Christy separated from her friend, studied, and became more dependent on the Lord. Today she has healthy friendships. So often when we are set free of our idol, when that idol was actually intended by God to be a good thing (such as friendship, food, or family) then that can return to being what God intended: good and beautiful and satisfying. When Christy and I were traveling together she got a call from the friend she had separated so long ago — she was going to be in town — and I could tell, as I listened to Christy, how healthy that friendship had become.

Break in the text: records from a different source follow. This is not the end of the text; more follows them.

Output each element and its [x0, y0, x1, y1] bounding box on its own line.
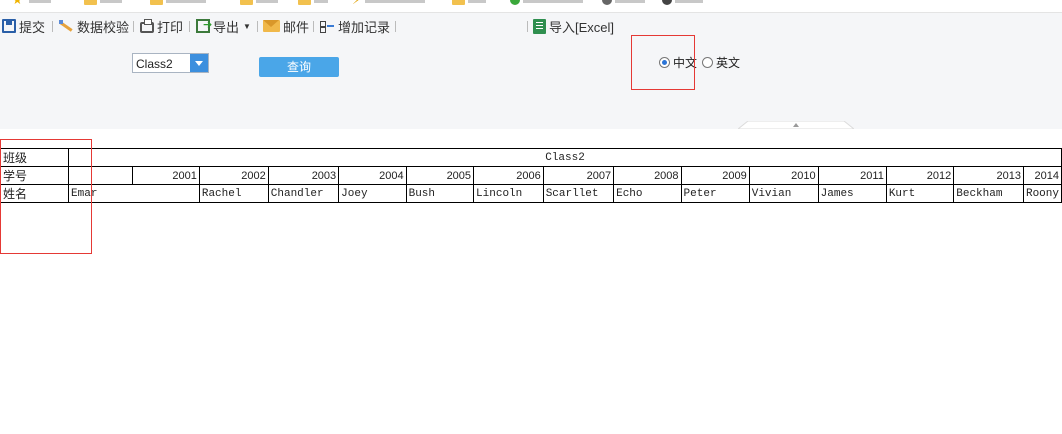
table-row-student-id: 学号 2001 2002 2003 2004 2005 2006 2007 2008 2009 2…: [0, 166, 1062, 185]
folder-icon: [150, 0, 163, 5]
import-excel-button[interactable]: 导入[Excel]: [533, 13, 614, 39]
bookmark-item[interactable]: [150, 0, 206, 6]
student-id-cell: 2008: [613, 166, 682, 185]
folder-icon: [298, 0, 311, 5]
bookmark-item[interactable]: ★: [12, 0, 51, 6]
bookmark-item[interactable]: [602, 0, 645, 6]
student-name-cell: Vivian: [748, 184, 819, 203]
collapse-panel-toggle[interactable]: [738, 121, 854, 129]
student-id-cell: 2010: [748, 166, 819, 185]
toolbar-divider: [313, 21, 314, 32]
print-button[interactable]: 打印: [140, 13, 183, 39]
add-record-button[interactable]: 增加记录: [319, 13, 390, 39]
mail-icon: [263, 20, 280, 32]
student-id-cell: 2009: [680, 166, 750, 185]
student-name-cell: Joey: [338, 184, 407, 203]
student-id-cell: 2012: [885, 166, 955, 185]
student-id-cell: 2004: [338, 166, 407, 185]
globe-icon: [510, 0, 520, 5]
bookmark-item[interactable]: [662, 0, 703, 6]
submit-button[interactable]: 提交: [2, 13, 45, 39]
student-name-cell: Peter: [680, 184, 750, 203]
report-table: 班级 Class2 学号 2001 2002 2003 2004 2005 2006 200…: [0, 148, 1062, 203]
student-name-cell: Rachel: [198, 184, 269, 203]
class-select[interactable]: Class2: [132, 53, 209, 73]
excel-icon: [533, 18, 546, 34]
add-record-icon: [319, 19, 335, 33]
folder-icon: [240, 0, 253, 5]
student-name-cell: Kurt: [885, 184, 955, 203]
printer-icon: [140, 18, 154, 33]
report-toolbar: 提交 数据校验 打印 导出 ▼ 邮件 增加记录 导入[Excel]: [0, 13, 1062, 39]
bookmark-item[interactable]: [298, 0, 328, 6]
student-name-cell: Beckham: [953, 184, 1024, 203]
student-id-cell: 2007: [542, 166, 615, 185]
toolbar-divider: [189, 21, 190, 32]
validate-button[interactable]: 数据校验: [58, 13, 129, 39]
class-select-value: Class2: [136, 57, 173, 71]
bookmark-item[interactable]: [510, 0, 583, 6]
mail-button[interactable]: 邮件: [263, 13, 309, 39]
radio-english-label[interactable]: 英文: [716, 54, 740, 71]
table-row-name: 姓名 Emar Rachel Chandler Joey Bush Lincoln Scar…: [0, 184, 1062, 203]
toolbar-divider: [395, 21, 396, 32]
student-id-cell: 2006: [473, 166, 544, 185]
student-name-cell: Chandler: [267, 184, 340, 203]
student-id-cell: 2001: [131, 166, 200, 185]
class-value-cell: Class2: [68, 148, 1062, 167]
chevron-down-icon: ▼: [243, 21, 251, 31]
wand-icon: [58, 19, 74, 33]
toolbar-divider: [527, 21, 528, 32]
star-icon: ★: [12, 0, 23, 7]
highlight-box-language: [631, 35, 695, 90]
settings-icon: [662, 0, 672, 5]
highlight-box-row-labels: [0, 139, 92, 254]
query-button[interactable]: 查询: [259, 57, 339, 77]
toolbar-divider: [52, 21, 53, 32]
table-row-class: 班级 Class2: [0, 148, 1062, 167]
student-id-cell: 2014: [1022, 166, 1062, 185]
student-id-cell: 2011: [817, 166, 887, 185]
lightning-icon: ⚡: [352, 0, 361, 7]
bookmark-item[interactable]: [84, 0, 122, 6]
radio-english[interactable]: [702, 56, 714, 68]
folder-icon: [84, 0, 97, 5]
dropdown-arrow-icon[interactable]: [190, 54, 208, 72]
student-name-cell: Bush: [405, 184, 475, 203]
save-icon: [2, 19, 16, 33]
student-id-cell: 2002: [198, 166, 269, 185]
student-name-cell: Scarllet: [542, 184, 615, 203]
folder-icon: [452, 0, 465, 5]
student-id-cell: 2005: [405, 166, 475, 185]
student-name-cell: Roony: [1022, 184, 1062, 203]
student-id-cell: 2013: [953, 166, 1024, 185]
bookmark-item[interactable]: ⚡: [352, 0, 425, 6]
export-icon: [196, 18, 212, 33]
bookmark-item[interactable]: [452, 0, 486, 6]
toolbar-divider: [133, 21, 134, 32]
parameter-panel: Class2 查询 中文 英文: [0, 39, 1062, 129]
student-name-cell: James: [817, 184, 887, 203]
gear-icon: [602, 0, 612, 5]
toolbar-divider: [257, 21, 258, 32]
export-button[interactable]: 导出 ▼: [196, 13, 251, 39]
student-id-cell: 2003: [267, 166, 340, 185]
student-name-cell: Echo: [613, 184, 682, 203]
bookmark-item[interactable]: [240, 0, 278, 6]
student-name-cell: Lincoln: [473, 184, 544, 203]
bookmarks-bar: ★ ⚡: [0, 0, 1062, 13]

1. What are some of the key points you see in Christy’s story that could be helpful to us in our study of being set free from idolatry?
2. How do you personally relate to this?
3. What questions might you have for Christy?
4. It is the start of a new week in Lent. Renew your vision by setting a goal — something to stop doing, and something to start doing. What is your plan?
5. In Isaiah 2:22 — what reason are we given not to put our trust in man?
6. Romans 1 shows us how relational idolatry can actually be the first step on the slippery slope to homosexuality. This didn’t happen for Christy, but it does happen for many — especially because of the success of the gay agenda.
A. According to Romans 1:18, what is the first step in vulnerability towards idolatry?
B. Why is everyone responsible to God for worshiping Him according to Romans 1:19-20?
C. What two things did the unrighteous fail to do and what was the result, according to this key verse in Romans 1:21?
D. Because the above is so key — I’d like us to make a daily practice (hourly, actually) of giving thanks. Could you regularly record what you see throughout the day — from a baby’s smile to the crocus pushing through the snow? Could you also intentionally find ways to honor Him — from giving Him time, singing praise to Him, or reverencing Him in your heart? (I’ll keep looking for these in your postings!)
7. Trace the downward spiral that relational idolatry can lead to through these verses:
A. Romans 1:21
B. Romans 1:22-23
C. Romans 1:24-25
D. Romans 1:26-27
E. Romans 1:28-31
F. Romans 1:32
8. Please don’t limit relational idolatry to friendship. We can cling too tightly to husbands, children. What would be some red flags that this is happening?
9. Remembering the growth cycle of repentance and faith, how did Christy break free? How does her story help you?
10. Did you see any progress with your goal?
11. What is your take-a-way this week?